AICodeKing introduces Hy-4 Preview as an open-weight mixture-of-experts model intended for coding, planning, tool use and extended document tasks. The video describes its large context window and hardware requirements, while explicitly treating Tencent’s internal engineering evaluation as a vendor result that warrants caution.
The first coding task asks for a platform game built with native HTML canvas and JavaScript, including drawn pixel art, collision detection, acceleration and variable jump height. The narrator reports that the generated game handles these mechanics. A second task requests a neon street-racing game with a chase camera, drifting, boost effects, opponents and lap tracking. An unnamed comparison model reportedly omits some requested mechanics, so the example supports a limited task comparison rather than a general ranking.
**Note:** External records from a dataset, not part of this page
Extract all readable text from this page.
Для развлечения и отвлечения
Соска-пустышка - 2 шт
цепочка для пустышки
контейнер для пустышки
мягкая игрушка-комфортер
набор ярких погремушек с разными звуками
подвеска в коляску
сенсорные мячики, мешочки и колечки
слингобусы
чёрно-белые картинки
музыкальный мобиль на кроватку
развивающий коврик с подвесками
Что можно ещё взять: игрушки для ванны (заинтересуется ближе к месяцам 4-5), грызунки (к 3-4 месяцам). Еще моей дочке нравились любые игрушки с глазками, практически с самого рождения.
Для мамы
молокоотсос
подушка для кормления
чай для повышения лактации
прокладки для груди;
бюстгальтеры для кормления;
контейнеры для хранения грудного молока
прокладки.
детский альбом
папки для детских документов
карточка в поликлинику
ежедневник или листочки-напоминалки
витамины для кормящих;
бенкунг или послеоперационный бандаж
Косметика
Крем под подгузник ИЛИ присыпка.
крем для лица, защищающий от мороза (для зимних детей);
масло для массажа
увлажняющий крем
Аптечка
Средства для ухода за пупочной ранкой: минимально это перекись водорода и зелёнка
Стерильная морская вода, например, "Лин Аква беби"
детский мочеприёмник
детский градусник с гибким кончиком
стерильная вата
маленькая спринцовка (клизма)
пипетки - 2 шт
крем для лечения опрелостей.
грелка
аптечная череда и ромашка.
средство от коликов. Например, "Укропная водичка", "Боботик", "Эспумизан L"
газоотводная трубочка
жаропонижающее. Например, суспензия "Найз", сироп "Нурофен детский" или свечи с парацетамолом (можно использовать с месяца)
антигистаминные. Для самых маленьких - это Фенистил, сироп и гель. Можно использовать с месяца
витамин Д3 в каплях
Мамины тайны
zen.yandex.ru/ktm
The document task combines 24 reimbursement claims with dated policy versions, employee records, budgets, invoices and emails. The narrator describes a report and spreadsheet that classify claims, cite policy clauses and supporting evidence, flag potential duplicate invoices and exhausted allowances, and identify claims using an outdated policy. The narrator reports manually checking the total deductions; the video does not establish independent audit accuracy.
A final task turns research on open-weight coding models into a presentation and comparison table, with selected figures checked against sources by the narrator. Across these examples, the focus is on planning, meeting multiple constraints and maintaining consistency across files. The account remains a creator’s demonstration, with no comprehensive independent validation of the outputs or basis for treating one successful run as reliable performance on every task.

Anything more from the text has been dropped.